Mas … e a história ?
Meu muito prezado e saudoso amigo, o Prof. Oswaldo Diomar é referência quando se quer falar sobre a história e a genealogia em Carmo do Cajuru. E além dele eu guardo na estante as raízes Pimenta, nas obras de Flávio Flora, X Gontijo, Lázaro Barreto, Christovam Teixeira e os irmãos Gontijo de Azevedo. Eles falam sobre a história da vizinha Divinópolis, só que é impossível falar sobre Pimenta em Carmo do Cajuru, sem começar por ali.
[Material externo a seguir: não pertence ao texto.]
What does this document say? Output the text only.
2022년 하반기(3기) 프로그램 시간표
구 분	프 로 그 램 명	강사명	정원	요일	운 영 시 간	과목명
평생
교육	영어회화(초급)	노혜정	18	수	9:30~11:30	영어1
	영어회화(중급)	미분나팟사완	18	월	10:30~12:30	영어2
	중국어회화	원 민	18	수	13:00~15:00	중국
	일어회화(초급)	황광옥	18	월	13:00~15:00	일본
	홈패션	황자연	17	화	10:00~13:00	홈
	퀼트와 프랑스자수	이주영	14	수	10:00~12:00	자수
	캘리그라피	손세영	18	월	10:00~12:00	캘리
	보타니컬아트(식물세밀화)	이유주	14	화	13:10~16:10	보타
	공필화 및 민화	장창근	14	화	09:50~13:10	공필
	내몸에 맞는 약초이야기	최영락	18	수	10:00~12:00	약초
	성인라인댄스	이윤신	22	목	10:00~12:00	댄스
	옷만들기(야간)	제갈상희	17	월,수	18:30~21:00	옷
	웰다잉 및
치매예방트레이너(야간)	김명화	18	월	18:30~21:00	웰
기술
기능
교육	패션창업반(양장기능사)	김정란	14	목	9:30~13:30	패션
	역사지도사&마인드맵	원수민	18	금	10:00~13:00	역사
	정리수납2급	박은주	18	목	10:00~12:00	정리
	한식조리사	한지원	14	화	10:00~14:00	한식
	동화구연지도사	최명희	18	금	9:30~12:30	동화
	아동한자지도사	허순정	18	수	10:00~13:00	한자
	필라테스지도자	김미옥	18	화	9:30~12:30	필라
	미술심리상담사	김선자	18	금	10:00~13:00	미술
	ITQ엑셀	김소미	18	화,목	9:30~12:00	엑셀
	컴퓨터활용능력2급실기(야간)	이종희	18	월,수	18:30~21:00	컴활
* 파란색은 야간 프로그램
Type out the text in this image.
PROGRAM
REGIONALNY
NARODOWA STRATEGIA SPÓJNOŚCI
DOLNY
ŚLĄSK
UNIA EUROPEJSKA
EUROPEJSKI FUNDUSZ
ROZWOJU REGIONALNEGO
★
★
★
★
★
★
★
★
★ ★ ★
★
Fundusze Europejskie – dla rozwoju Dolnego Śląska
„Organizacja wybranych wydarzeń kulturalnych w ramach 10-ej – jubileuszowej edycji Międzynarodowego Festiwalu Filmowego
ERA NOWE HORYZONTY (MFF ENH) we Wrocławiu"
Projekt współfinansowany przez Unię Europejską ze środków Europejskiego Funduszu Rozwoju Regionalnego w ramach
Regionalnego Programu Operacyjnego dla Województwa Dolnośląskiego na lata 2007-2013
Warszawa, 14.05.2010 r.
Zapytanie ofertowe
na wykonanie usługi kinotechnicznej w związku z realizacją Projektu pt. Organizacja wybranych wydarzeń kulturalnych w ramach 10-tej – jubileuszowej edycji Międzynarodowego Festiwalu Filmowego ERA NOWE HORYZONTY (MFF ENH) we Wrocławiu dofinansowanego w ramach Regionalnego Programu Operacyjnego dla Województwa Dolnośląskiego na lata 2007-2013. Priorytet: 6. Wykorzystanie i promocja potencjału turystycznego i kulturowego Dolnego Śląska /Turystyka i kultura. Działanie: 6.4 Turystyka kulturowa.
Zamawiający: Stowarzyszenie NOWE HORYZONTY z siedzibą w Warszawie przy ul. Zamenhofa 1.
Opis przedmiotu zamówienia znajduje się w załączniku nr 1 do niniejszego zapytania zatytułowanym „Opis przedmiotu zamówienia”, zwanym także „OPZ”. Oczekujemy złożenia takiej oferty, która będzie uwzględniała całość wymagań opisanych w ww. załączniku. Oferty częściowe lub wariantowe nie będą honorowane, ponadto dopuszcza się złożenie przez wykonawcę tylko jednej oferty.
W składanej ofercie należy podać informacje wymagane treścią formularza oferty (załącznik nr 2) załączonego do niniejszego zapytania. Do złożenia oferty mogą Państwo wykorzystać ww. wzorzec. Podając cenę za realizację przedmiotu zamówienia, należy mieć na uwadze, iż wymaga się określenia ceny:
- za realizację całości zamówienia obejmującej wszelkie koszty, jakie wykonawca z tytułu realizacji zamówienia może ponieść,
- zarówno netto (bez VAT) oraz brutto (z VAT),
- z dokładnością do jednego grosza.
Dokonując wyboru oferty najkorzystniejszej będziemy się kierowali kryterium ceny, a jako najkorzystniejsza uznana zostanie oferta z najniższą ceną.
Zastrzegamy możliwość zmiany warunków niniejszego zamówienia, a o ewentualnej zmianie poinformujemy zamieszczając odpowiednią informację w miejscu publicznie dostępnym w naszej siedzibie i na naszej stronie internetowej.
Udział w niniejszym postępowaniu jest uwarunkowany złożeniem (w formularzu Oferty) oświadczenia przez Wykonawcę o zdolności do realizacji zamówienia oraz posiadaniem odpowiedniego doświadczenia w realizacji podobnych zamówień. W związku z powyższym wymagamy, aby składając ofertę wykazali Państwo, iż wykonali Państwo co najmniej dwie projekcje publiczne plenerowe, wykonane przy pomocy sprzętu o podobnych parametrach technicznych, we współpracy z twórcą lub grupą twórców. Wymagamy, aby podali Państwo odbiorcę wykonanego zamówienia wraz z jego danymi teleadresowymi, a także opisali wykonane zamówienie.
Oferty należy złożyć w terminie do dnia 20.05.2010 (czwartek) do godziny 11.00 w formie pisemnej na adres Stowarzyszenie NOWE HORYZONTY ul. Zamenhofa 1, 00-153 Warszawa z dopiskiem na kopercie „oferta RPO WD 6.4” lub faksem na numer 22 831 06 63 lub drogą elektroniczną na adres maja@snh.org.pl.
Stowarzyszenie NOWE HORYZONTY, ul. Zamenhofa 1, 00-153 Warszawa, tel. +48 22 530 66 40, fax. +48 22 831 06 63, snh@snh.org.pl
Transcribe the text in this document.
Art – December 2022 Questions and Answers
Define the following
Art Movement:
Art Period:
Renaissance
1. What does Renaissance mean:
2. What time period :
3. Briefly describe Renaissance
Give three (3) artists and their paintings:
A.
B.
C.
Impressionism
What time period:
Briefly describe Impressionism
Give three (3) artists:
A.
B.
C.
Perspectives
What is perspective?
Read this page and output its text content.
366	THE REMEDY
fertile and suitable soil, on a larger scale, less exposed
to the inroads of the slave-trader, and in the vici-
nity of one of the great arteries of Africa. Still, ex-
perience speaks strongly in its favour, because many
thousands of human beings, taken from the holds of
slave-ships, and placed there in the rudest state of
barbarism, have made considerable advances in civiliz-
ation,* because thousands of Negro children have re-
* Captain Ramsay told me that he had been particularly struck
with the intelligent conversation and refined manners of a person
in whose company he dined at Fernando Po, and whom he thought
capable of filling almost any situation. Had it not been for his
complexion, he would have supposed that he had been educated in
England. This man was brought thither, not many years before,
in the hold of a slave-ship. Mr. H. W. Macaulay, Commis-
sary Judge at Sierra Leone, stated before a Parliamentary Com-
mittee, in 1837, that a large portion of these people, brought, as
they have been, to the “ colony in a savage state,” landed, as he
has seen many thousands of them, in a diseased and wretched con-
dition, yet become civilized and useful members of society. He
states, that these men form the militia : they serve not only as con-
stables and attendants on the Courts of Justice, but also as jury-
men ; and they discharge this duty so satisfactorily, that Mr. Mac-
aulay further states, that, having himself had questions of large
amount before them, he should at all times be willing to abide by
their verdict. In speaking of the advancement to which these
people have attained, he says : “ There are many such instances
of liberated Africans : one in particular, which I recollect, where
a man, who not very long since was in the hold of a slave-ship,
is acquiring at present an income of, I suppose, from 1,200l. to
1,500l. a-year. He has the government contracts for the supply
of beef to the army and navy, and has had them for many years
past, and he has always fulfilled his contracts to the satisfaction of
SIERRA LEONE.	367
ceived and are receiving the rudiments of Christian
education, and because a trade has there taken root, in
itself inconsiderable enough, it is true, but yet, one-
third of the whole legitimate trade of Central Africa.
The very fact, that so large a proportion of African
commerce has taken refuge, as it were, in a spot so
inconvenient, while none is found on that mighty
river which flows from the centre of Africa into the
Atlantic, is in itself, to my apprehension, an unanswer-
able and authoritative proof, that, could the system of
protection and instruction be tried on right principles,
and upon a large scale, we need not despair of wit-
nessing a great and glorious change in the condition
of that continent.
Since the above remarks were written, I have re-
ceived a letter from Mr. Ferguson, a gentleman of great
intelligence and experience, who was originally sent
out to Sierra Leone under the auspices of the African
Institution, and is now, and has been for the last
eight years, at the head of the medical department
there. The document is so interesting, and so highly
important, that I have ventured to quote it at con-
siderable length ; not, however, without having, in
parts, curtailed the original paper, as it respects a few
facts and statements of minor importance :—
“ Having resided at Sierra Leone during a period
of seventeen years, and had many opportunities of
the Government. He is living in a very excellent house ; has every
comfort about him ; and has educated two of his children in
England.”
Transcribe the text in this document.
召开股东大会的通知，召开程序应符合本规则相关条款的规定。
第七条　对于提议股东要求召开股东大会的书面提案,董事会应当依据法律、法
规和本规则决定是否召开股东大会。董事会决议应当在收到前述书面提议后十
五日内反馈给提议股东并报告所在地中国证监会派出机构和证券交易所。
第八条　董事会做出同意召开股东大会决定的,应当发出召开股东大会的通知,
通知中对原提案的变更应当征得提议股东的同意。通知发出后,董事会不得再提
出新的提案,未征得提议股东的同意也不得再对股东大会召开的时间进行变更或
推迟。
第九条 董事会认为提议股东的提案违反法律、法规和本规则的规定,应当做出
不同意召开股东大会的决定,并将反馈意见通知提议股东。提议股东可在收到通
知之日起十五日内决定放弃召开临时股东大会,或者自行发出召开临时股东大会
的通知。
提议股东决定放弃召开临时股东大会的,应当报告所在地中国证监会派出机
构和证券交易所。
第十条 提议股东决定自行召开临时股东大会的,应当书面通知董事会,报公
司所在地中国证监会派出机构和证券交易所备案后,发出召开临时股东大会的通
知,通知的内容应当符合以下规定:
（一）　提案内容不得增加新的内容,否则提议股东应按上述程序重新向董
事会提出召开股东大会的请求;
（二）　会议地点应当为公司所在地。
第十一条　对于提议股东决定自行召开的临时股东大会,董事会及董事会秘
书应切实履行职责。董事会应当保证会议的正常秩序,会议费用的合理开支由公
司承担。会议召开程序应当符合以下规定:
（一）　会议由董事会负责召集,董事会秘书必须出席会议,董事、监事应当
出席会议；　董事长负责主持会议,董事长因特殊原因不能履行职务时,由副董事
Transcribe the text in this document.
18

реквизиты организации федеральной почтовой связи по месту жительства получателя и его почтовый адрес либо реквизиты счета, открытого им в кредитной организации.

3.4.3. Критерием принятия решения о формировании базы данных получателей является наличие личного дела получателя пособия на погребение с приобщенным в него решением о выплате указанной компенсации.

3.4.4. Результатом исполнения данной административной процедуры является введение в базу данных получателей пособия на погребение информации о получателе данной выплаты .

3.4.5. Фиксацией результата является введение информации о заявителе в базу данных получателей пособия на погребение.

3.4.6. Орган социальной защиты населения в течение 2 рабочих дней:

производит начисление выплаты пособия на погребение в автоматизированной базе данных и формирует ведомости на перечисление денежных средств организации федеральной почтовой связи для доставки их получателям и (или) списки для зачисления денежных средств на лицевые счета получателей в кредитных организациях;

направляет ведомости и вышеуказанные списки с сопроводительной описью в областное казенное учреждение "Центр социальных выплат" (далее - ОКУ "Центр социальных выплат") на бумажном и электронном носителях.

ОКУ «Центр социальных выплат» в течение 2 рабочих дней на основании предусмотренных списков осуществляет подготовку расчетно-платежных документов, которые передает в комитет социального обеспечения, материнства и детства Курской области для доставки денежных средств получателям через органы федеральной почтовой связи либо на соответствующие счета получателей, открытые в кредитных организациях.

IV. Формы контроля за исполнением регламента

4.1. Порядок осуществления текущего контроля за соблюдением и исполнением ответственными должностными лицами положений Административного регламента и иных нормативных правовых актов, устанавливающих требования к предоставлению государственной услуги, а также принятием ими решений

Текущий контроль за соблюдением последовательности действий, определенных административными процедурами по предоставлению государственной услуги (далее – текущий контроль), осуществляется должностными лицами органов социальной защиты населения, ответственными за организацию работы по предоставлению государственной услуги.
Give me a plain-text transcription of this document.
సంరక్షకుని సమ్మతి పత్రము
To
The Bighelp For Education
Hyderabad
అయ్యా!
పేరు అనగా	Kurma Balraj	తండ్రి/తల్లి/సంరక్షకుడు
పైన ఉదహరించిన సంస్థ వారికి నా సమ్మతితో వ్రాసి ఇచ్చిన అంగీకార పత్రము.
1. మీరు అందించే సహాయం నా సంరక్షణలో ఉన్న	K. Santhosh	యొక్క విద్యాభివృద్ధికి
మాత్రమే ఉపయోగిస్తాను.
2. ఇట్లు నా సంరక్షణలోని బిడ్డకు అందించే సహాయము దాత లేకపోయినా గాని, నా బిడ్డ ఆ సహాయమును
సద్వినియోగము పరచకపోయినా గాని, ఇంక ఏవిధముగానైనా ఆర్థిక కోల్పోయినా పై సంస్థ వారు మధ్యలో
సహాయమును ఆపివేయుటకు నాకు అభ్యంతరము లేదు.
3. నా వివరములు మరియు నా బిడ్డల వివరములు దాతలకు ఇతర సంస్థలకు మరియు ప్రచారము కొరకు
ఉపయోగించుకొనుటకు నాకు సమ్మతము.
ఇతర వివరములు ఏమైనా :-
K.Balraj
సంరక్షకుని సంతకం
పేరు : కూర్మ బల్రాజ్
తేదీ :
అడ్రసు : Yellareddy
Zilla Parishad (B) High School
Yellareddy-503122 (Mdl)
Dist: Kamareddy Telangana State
Isso porque Manuel Fernandes Teixeira é historicamente considerado o fundador de Divinópolis, mas na realidade o proprietário das terras e patriarca da família foi o sogro dele, JOÃO PIMENTA FERREIRA, que inclusive foi quem pôs as mãos no bolso, financiando as atividades do genro.
O Prof. Oswaldo, sem dizer o nome, cita “um dos filhos de João Pimenta Ferreira” e deste filho vem o neto, com os mesmos nome e sobrenome do avô. E é aí que Carmo do Cajuru começa a entrar na história, porque o filho desse segundo João era, já com o sobrenome invertido, José Ferreira Pimenta, que se deslocou para cá, fincando raízes, construindo sua casa e criando sua família na Fazenda do Retiro.
Esse casarão patriarcal ficava nas imediações do Cajuru Velho, de onde a estradinha rural seguia (e ainda segue), ando pelo Quebra Viola, pela casa dos Bento, pelo “Munho” e pela Água Espalhada, a caminho do nascedouro Carmo do Cajuru. Os restos dessa velha fazenda resistiram até bem pouco tempo, indo ao chão e dando hoje espaço para a vida escrever os capítulos de uma outra história.
A voz da Genealogia
O escritor Lázaro Barreto, em seu Memorial de Divinópolis, acha o estudo das descendências tão complexo, que o considera “UM DESAFIO PARA OS GENEÁLOGOS”. Mas embora leigo (totalmente leigo) e apenas um modesto leitor dos citados autores, eu separei agora até aqui os três primeiros vultos desta história: o velho patriarca João Pimenta Ferreira (esposo de Eugênia Vieira da Silva), um dos seus filhos (citado pelo Prof. Oswaldo, sem mencionar o nome), e o seu neto, o novo João Pimenta Ferreira (esposo de Maria Joaquina de São José).
Deixei para esta parte o José Ferreira Pimenta, porque ele já é mais nosso; ele se tornou Cajuru. Já com a invertida, ele veio para cá, e com a sua descendência e a chegada de novos moradores, criou a sua família e deu origem ao Cajuru Velho. E é nesse ponto que eu começo a entrar na história: entre os seus vários filhos, está o meu avó Osório Ferreira Pimenta (casado com Ana Batista de Miranda) e entre os vários filhos do Vovô Osório, está o meu pai Miguel Ferreira Pimenta (casado com Maria Batista Quadros).
E assim estamos nós, os três irmãos: José (Nelcy), Advirgem e Romeu (Cléa). Continuando a saga, vivendo o dia a dia, dando o nosso recado e abrindo espaço para que os nossos filhos Clarice, Clóvis, Valéria, Rodrigo e Fernanda e os nossos netos, o Miguel, o Lucas e a Lara prossigam escrevivendo esta história.